Mimo wszystko byłem dobrej myśli i nie dopuszczałem do siebie czarnych scenariuszy. Musiało się udać.
-Jackson!-Do sali weszli nagle Quincy i Frank, którzy wydawali się być czymś zdenerwowani. Jeden z nich trzymał w ręku kilka gazet, które po chwili wylądowały na moich kolanach-Co to ma być?-Wziąłem do ręki gazety i przeglądnąłem pobieżnie. W każdej na pierwszej stronie nagłówki dumnie głosiły, że ,,Michael Jackson spotyka się z mężatką". I widniały zdjęcia zrobione najprawdopodbniej, gdy wracaliśmy z restauracji, akurat w momencie gdy obejmowałem ją. W tym jedno zbliżenie na dłoń Vanessy, na której na czerwono zakreślono obrączkę, w razie gdyby ktoś nie zauważył. A już się łudziłem, że bluza z kapturem wystarczy, aby ukryć się przed tymi hienami. Jak widać przeliczyłem się.

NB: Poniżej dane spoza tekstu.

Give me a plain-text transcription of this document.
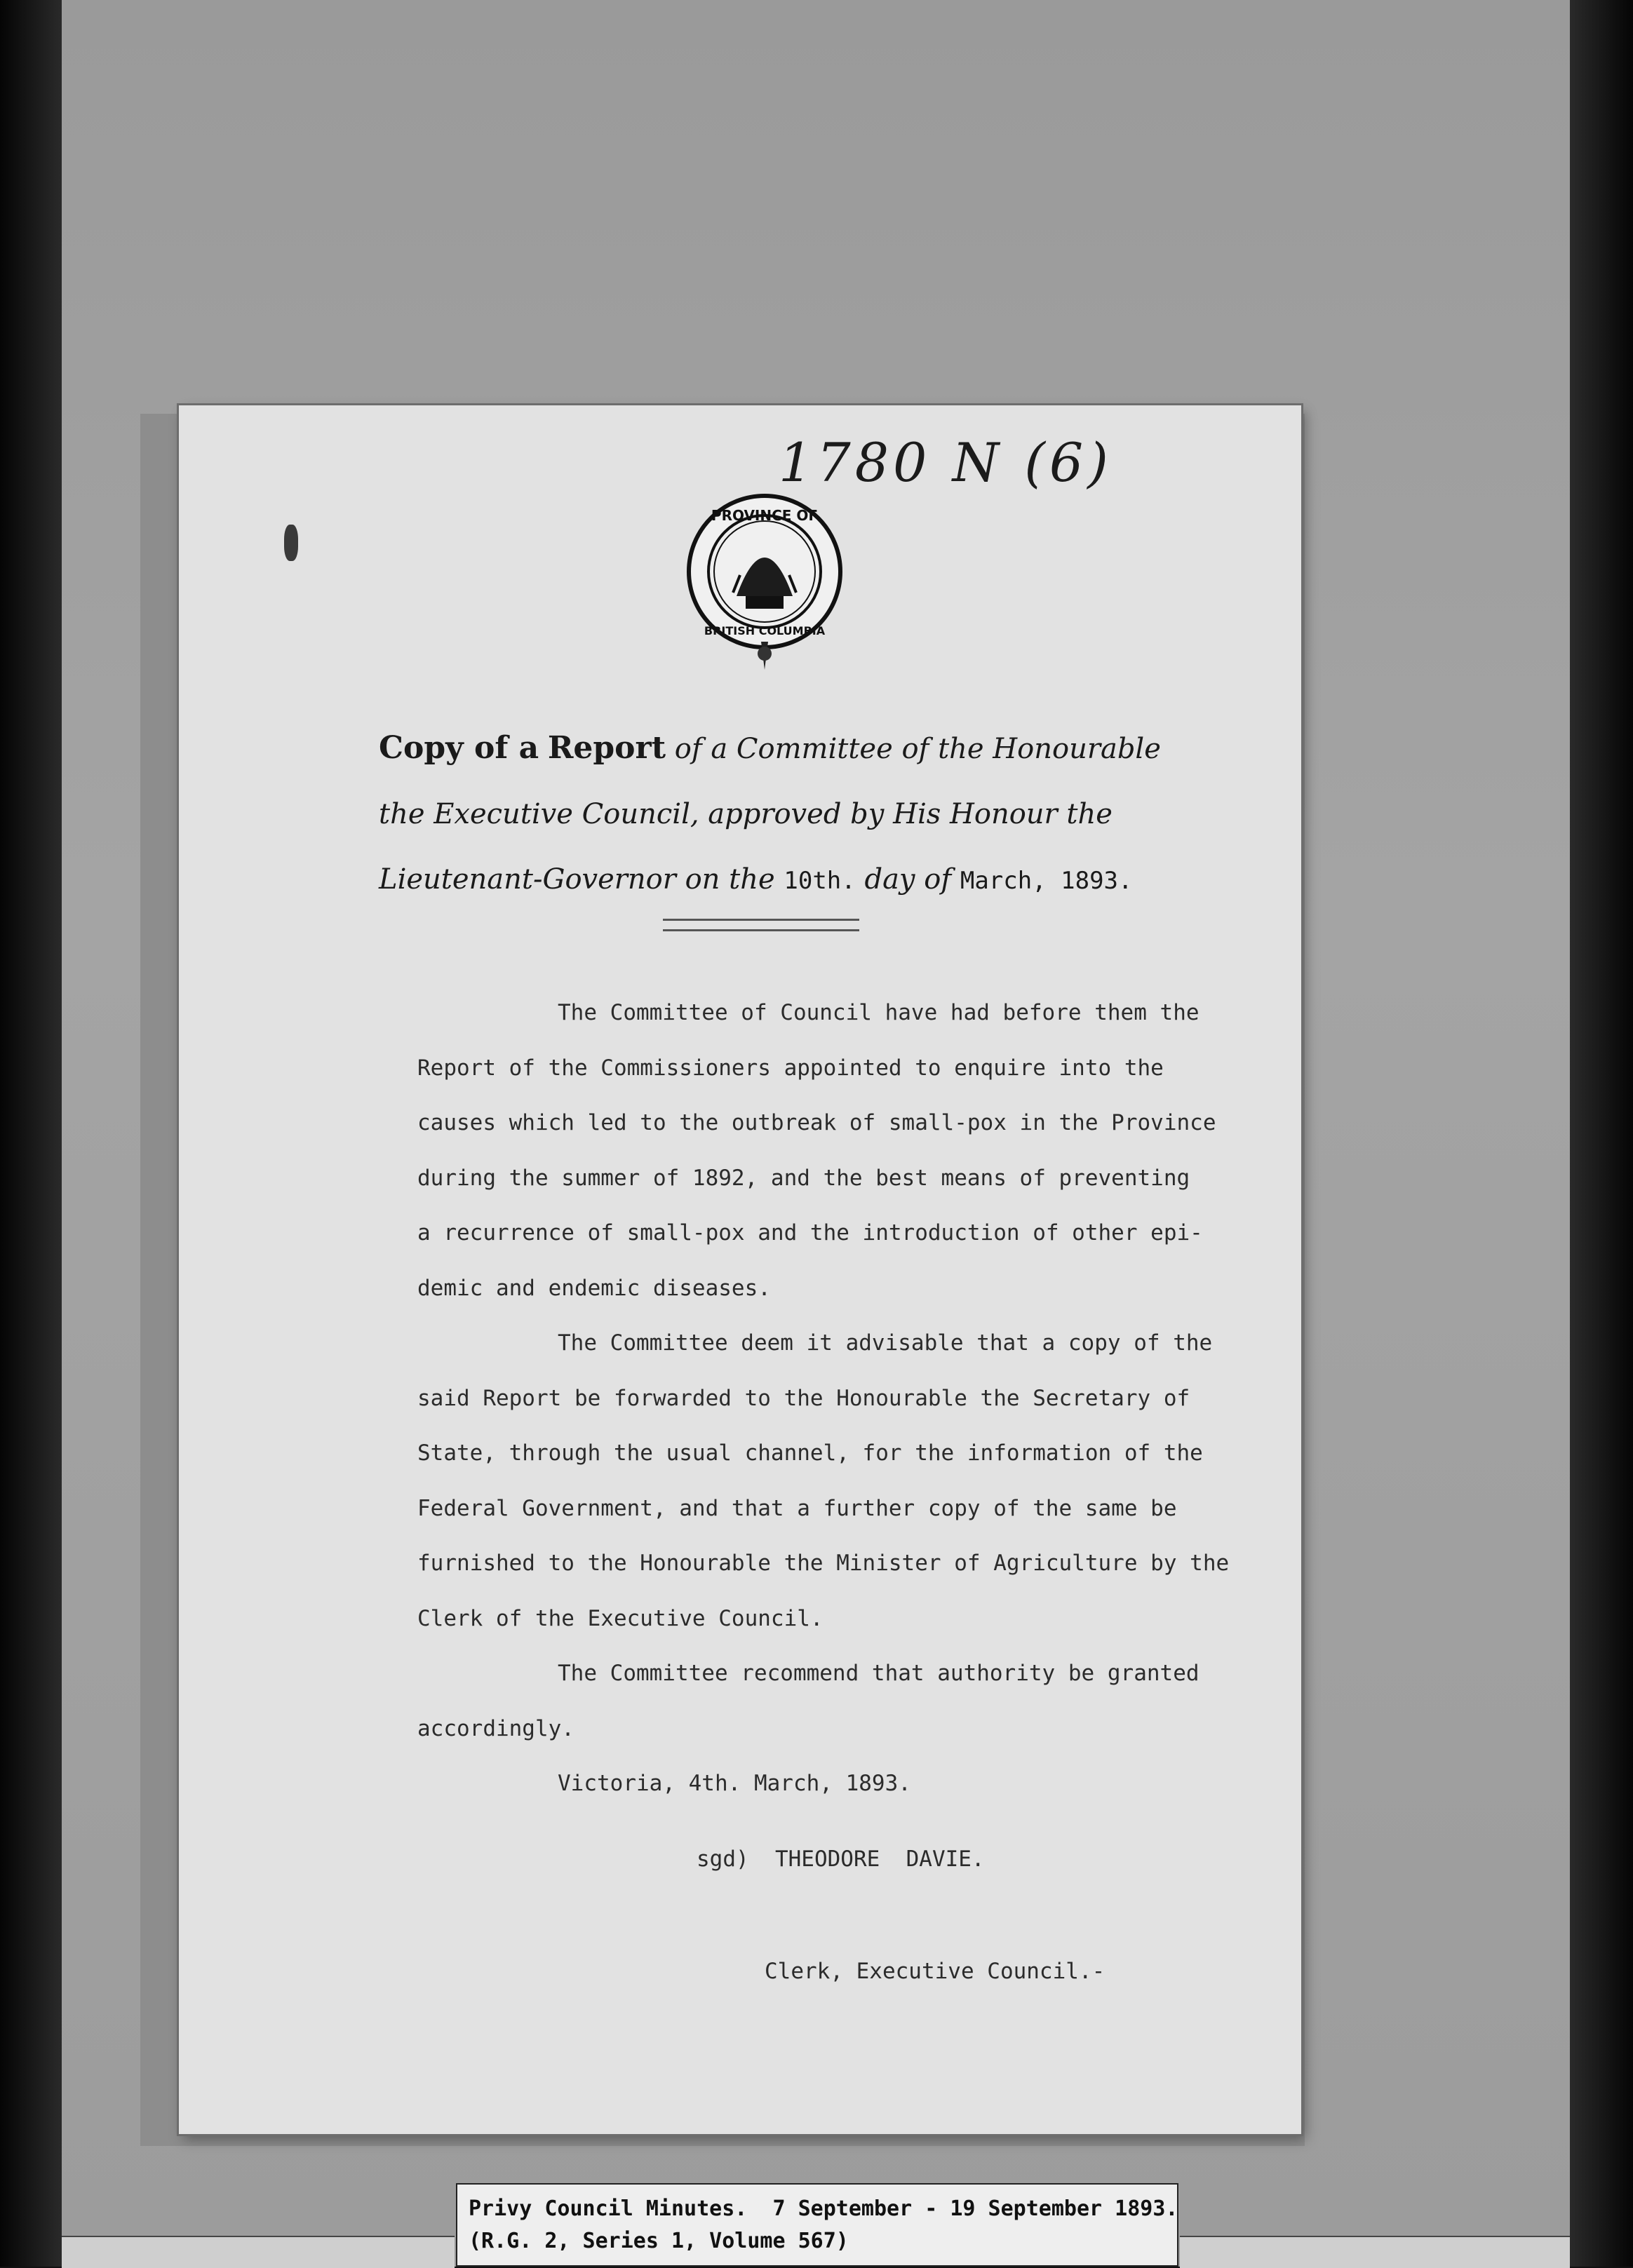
1780 N (6)
PROVINCE OF
BRITISH COLUMBIA
Copy of a Report of a Committee of the Honourable
the Executive Council, approved by His Honour the
Lieutenant-Governor on the 10th. day of March, 1893.

The Committee of Council have had before them the

Report of the Commissioners appointed to enquire into the

causes which led to the outbreak of small-pox in the Province

during the summer of 1892, and the best means of preventing

a recurrence of small-pox and the introduction of other epi-

demic and endemic diseases.

The Committee deem it advisable that a copy of the

said Report be forwarded to the Honourable the Secretary of

State, through the usual channel, for the information of the

Federal Government, and that a further copy of the same be

furnished to the Honourable the Minister of Agriculture by the

Clerk of the Executive Council.

The Committee recommend that authority be granted

accordingly.

Victoria, 4th. March, 1893.

sgd)  THEODORE  DAVIE.
Clerk, Executive Council.-
Privy Council Minutes.  7 September - 19 September 1893.
(R.G. 2, Series 1, Volume 567)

-Masz coś do powiedzenia?-Q poprawił jasną, kraciastą marynarkę i skrzyżował ręce.
-Co ty wyprawiasz?-Frank zdawał się kompletnie nie przejmować obecnością kobiety, która siedziała w ciszy i przysłuchiwała się co mają do powiedzenia moi przyjaciele-W co ty się pchasz Michael? Mało jest wolnych kobiet, że musisz podbijać do mężatki?-kątem oka spojrzałem na moją żonę, która widocznie nie była zadowolona z tego co słyszy. Mi też było głupio, że mówili takie rzeczy przy niej.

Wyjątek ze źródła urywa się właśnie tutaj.